Für beide Wissenschaftler zeigt die positive Entwicklung ganz deutlich: Die Maßnahmen im Obst- und Weinbau zur Abdriftreduktion sind erfolgreich. Dazu zählen zum Beispiel die grobtropfige Ausbringung durch Injektordüsen bei Sprühgeräten und eine sachgerechte Ausbringung durch die Anwender. Oberhuber unterstrich: „Die Anstrengungen der Landwirte haben gewirkt und zu einer maßgeblichen Reduktion der Rückstände geführt“. Diese Entwicklung müsse weitergehen, bekräftigt der Laimburg-Direktor. Denn einige der beprobten Standorte weisen regelmäßig eine höhere Anzahl an Wirkstoffen auf. „Wie Landwirte die Pflanzenschutzmittelbehandlungen handhaben, ist ein wirkungsvoller Hebel zur Reduktion von Abdrift.

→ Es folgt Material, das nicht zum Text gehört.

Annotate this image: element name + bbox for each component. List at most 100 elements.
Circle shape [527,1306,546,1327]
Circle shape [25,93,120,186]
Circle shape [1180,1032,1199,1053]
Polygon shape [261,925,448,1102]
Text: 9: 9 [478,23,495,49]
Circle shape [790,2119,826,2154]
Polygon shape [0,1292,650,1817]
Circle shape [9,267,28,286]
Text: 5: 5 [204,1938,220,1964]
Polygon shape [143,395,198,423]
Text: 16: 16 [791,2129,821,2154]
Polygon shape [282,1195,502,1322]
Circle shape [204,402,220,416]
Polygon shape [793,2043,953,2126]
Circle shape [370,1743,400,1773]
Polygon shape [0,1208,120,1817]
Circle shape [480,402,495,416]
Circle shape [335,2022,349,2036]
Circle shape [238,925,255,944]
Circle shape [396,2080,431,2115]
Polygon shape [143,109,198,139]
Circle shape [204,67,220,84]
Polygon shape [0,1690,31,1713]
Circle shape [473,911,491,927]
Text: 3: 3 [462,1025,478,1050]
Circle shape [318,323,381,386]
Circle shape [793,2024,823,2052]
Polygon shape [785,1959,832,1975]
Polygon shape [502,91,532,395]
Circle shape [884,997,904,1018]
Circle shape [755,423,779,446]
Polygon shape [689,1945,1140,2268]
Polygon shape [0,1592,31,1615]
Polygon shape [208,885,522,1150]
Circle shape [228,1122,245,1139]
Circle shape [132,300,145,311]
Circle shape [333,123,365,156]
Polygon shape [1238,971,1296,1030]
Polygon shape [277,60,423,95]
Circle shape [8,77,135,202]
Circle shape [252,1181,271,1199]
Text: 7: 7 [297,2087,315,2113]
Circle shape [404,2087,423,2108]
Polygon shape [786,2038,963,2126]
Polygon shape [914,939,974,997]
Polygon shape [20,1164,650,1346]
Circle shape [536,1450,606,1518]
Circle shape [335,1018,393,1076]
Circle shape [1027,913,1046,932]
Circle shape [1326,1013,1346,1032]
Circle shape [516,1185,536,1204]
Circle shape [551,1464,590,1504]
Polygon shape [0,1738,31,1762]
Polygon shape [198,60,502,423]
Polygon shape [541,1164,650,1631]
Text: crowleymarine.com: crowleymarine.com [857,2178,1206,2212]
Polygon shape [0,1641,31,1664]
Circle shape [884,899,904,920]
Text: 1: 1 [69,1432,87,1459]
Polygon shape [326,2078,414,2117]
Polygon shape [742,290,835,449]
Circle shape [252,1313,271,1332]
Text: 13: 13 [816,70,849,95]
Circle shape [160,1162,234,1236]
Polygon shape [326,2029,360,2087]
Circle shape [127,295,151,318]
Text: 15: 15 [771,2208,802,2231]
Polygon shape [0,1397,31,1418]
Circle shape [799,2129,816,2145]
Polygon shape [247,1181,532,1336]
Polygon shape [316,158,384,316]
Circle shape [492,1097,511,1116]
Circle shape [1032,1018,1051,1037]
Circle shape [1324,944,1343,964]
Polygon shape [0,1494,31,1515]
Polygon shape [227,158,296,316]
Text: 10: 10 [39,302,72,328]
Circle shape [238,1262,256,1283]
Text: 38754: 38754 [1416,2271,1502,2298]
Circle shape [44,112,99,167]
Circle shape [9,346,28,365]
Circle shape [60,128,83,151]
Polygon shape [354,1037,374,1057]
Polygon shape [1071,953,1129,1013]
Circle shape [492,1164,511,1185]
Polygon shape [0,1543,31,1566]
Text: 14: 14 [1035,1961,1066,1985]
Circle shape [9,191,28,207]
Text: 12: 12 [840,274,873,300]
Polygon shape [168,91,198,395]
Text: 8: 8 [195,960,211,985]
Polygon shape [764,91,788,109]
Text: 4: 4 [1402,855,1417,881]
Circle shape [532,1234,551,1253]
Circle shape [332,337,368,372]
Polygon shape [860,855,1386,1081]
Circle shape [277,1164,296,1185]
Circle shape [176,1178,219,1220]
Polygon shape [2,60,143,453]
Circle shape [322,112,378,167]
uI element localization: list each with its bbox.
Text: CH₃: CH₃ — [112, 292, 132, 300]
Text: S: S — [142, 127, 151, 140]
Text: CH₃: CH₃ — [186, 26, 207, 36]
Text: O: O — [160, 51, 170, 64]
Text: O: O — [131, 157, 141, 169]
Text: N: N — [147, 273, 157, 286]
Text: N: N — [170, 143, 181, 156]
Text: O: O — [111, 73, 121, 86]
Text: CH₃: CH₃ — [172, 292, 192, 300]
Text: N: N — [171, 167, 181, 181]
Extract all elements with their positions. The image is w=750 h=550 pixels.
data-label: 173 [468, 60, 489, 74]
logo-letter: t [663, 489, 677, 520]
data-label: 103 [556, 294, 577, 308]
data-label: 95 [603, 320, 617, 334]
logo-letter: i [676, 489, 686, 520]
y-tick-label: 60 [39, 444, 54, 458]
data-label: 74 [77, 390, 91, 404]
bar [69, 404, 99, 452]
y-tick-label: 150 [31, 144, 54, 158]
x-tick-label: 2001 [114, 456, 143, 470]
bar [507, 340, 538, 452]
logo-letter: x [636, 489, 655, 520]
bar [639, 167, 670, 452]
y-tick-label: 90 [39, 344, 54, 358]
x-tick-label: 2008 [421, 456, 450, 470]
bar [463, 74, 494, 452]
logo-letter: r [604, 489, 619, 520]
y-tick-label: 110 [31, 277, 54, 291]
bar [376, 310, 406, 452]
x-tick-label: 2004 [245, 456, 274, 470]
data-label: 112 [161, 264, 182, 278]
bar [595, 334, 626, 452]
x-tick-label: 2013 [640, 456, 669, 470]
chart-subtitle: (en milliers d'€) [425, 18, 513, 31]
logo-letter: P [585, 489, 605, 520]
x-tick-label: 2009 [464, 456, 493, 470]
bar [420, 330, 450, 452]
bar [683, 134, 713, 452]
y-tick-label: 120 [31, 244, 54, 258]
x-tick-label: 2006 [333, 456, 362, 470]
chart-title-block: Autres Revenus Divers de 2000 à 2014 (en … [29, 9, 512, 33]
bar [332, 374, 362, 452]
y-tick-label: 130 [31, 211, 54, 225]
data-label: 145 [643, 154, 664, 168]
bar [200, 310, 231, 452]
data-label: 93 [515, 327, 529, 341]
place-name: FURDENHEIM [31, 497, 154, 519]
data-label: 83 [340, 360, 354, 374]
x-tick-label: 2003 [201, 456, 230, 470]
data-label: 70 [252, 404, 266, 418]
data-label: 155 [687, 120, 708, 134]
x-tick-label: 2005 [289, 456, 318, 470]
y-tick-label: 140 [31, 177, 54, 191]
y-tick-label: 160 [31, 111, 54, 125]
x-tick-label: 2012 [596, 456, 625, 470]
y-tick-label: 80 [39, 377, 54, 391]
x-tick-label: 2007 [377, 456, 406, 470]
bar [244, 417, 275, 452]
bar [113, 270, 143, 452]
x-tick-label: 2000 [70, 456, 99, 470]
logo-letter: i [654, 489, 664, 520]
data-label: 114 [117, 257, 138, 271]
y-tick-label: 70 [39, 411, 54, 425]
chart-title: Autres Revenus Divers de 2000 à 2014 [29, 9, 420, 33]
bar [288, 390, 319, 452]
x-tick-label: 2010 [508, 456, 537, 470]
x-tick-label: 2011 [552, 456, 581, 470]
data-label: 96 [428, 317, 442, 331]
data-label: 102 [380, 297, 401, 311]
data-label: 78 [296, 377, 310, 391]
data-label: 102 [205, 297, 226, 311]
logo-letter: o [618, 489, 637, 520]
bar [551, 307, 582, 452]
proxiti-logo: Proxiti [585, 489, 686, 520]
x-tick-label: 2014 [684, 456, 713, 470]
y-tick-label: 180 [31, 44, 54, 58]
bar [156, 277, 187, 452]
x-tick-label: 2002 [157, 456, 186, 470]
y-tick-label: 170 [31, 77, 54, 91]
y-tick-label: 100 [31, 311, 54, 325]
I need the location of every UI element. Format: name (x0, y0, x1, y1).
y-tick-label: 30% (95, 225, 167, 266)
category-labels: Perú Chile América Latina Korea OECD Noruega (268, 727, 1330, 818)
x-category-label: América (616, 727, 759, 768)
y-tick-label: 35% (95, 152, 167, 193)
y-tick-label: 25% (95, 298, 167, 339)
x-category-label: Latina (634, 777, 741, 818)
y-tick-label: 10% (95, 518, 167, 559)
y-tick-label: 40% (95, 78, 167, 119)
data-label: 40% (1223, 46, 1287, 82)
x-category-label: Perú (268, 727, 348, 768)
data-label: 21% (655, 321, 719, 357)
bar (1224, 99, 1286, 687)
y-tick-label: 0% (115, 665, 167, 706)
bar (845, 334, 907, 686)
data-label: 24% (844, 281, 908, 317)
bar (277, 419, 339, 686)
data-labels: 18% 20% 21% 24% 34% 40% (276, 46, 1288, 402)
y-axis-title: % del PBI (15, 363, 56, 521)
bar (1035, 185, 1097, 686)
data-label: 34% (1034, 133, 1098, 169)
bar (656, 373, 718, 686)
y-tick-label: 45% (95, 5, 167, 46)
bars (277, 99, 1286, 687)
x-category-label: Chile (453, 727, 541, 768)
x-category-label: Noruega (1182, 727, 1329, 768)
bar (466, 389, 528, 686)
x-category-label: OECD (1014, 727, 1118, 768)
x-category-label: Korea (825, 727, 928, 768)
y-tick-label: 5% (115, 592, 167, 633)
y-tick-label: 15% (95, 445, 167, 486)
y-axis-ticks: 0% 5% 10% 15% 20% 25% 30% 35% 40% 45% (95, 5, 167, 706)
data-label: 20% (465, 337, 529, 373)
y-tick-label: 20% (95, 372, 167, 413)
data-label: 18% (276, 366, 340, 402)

Wir müssen weiterhin alles gegen die Abdrift unternehmen, denn Rückstände von Pflanzenschutzmitteln gehören auf öffentlichen Flächen nicht hin.“
Kein gesundheitliches Risiko
Auf die Frage, ob die gefundenen Rückstände für Unbeteiligte wie etwa spielende Kinder ein gesundheitliches Risiko darstellen, gibt die Studie klare Entwarnung. “Bei der Einschätzung eines möglichen Risikos für die menschliche Gesundheit geht es nicht nur um das Vorhandensein von Rückständen, sondern vor allem darum, deren Konzentration zu betrachten. Diese ist in den Grasproben deutlich unterhalb jenes Bereichs, der gesundheitlich bedenklich sein könnte,” lautete die klare Botschaft von Lino Wegher.
Zur Verdeutlichung der minimalen Mengen wird in der Studie ein Vergleich mit den zulässigen Höchstmengen in Agrarprodukten gezogen. Das Fazit: „Die Rückstandskonzentrationen sind vergleichbar mit den Mengen, die wir auf Lebensmitteln finden und die der Gesetzgeber für diese als sicher festgelegt hat“, erklärt Oberhuber. „Die aufgefundenen Werte bereiten mir also keine Sorgen.“
Studie in Fachmagazin veröffentlicht
Beide Wissenschaftler weisen darauf hin, dass die Ergebnisse des Monitorings nur repräsentativ für „sensible Zonen“ sind, die direkt an Landwirtschaftsflächen angrenzen. Sie lassen sich also auch nicht auf die gesamte Südtiroler Fläche übertragen.
Die gesamte Studie, an der weitere Autoren mitgewirkt haben, wurde vom Sanitätsbetrieb und dem Versuchszentrum Laimburg – nach Überprüfung durch unabhängige Gutachter – im renommierten wissenschaftlichen Journal „Frontiers in Environmental Science“ in englischer Sprache publiziert. Auch die Rohdaten des Langzeit-Monitorings sind im Internet öffentlich zugänglich. Ziel der Arbeit war es, die Gesamtheit der gewonnen Daten des Monitorings transparent und nachvollziehbar darzustellen.